Les auteurs avancent une hypothèse : les particules fines pourraient favoriser le stress oxydatif, c’est-à-dire un déséquilibre susceptible d’endommager les cellules et d’entretenir l’inflammation. Elles pourraient ainsi amplifier une inflammation articulaire déjà présente. Ce mécanisme reste toutefois à confirmer.

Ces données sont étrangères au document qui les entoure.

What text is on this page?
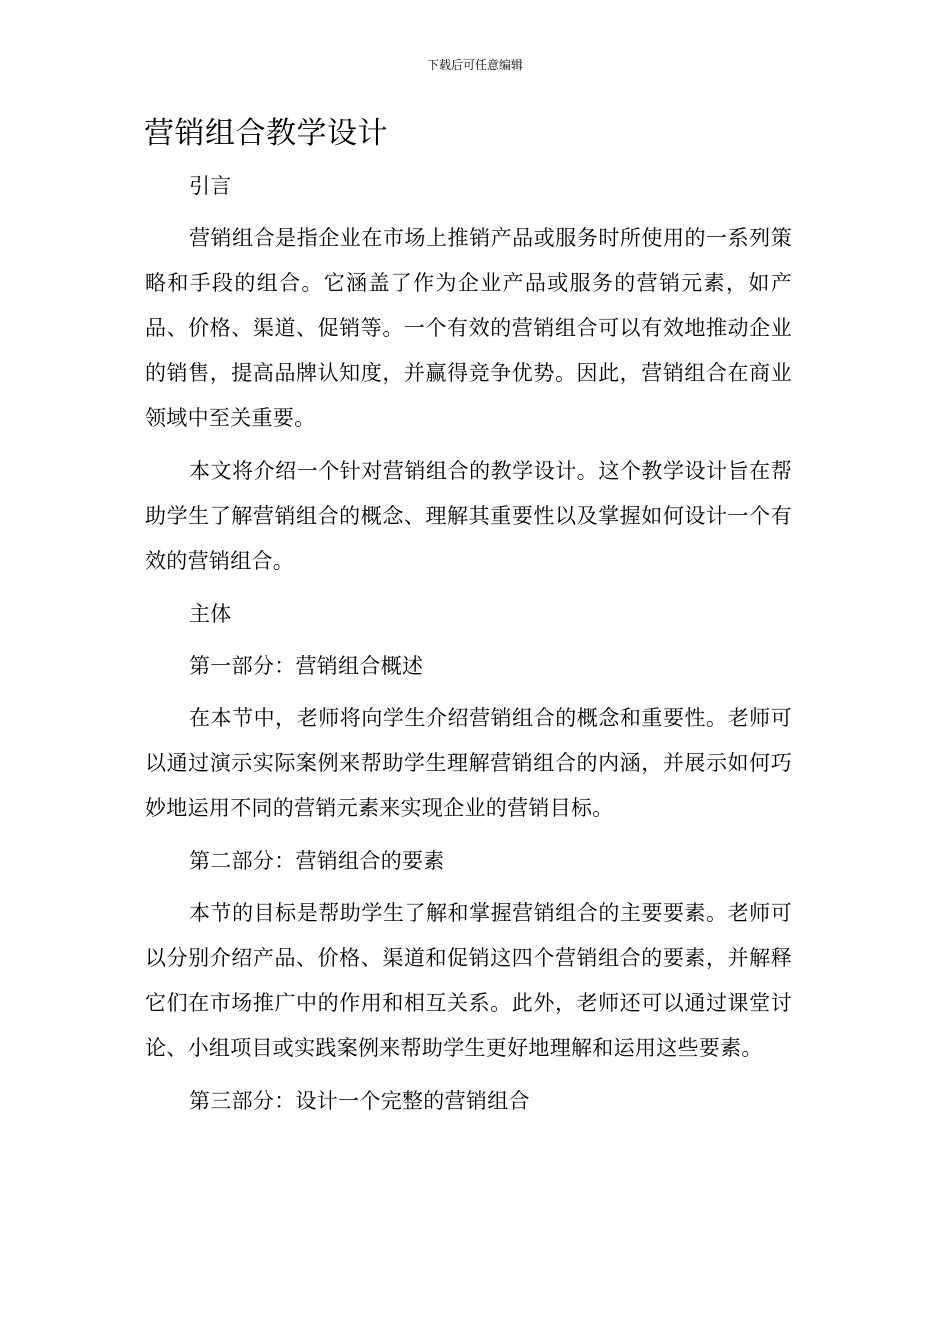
下载后可任意编辑
营销组合教学设计

引言

营销组合是指企业在市场上推销产品或服务时所使用的一系列策略和手段的组合。它涵盖了作为企业产品或服务的营销元素，如产品、价格、渠道、促销等。一个有效的营销组合可以有效地推动企业的销售，提高品牌认知度，并赢得竞争优势。因此，营销组合在商业领域中至关重要。

本文将介绍一个针对营销组合的教学设计。这个教学设计旨在帮助学生了解营销组合的概念、理解其重要性以及掌握如何设计一个有效的营销组合。

主体

第一部分：营销组合概述

在本节中，老师将向学生介绍营销组合的概念和重要性。老师可以通过演示实际案例来帮助学生理解营销组合的内涵，并展示如何巧妙地运用不同的营销元素来实现企业的营销目标。

第二部分：营销组合的要素

本节的目标是帮助学生了解和掌握营销组合的主要要素。老师可以分别介绍产品、价格、渠道和促销这四个营销组合的要素，并解释它们在市场推广中的作用和相互关系。此外，老师还可以通过课堂讨论、小组项目或实践案例来帮助学生更好地理解和运用这些要素。

第三部分：设计一个完整的营销组合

Des niveaux de pollution plus élevés en Corée du Sud qu’en France

D’après le Bilan de la qualité de l’air extérieur en France en 2024, l’indicateur d’exposition moyenne aux PM2.5 mesuré en fond urbain s’établissait à 8,9 µg/m³ en 2024. Les émissions françaises de PM2.5 ont diminué de 59 % depuis 2000. Le secteur résidentiel et tertiaire représentait toutefois encore 68 % des émissions primaires de PM2.5 en 2024, principalement en raison de la combustion du bois pour le chauffage domestique.

Les niveaux français restent donc nettement inférieurs à ceux observés dans la cohorte sud-coréenne, mais ils demeurent supérieurs à la valeur guide de l’OMS. Par ailleurs, les moyennes nationales peuvent masquer d’importantes variations selon les territoires, les saisons, la proximité du trafic routier ou les modes de chauffage.

Chiropraxie et polyarthrite rhumatoïde 

La polyarthrite comme l’arthrose génèrent des poussées inflammatoires et limitent la mobilité de nombreuses articulations, de plus, les tissus avoisinants (ligaments, tendons, muscles) peuvent aussi être douloureux. La mobilisation, par le chiropracteur, des articulations affectées, peuvent améliorer la mobilité et limitent la douleur.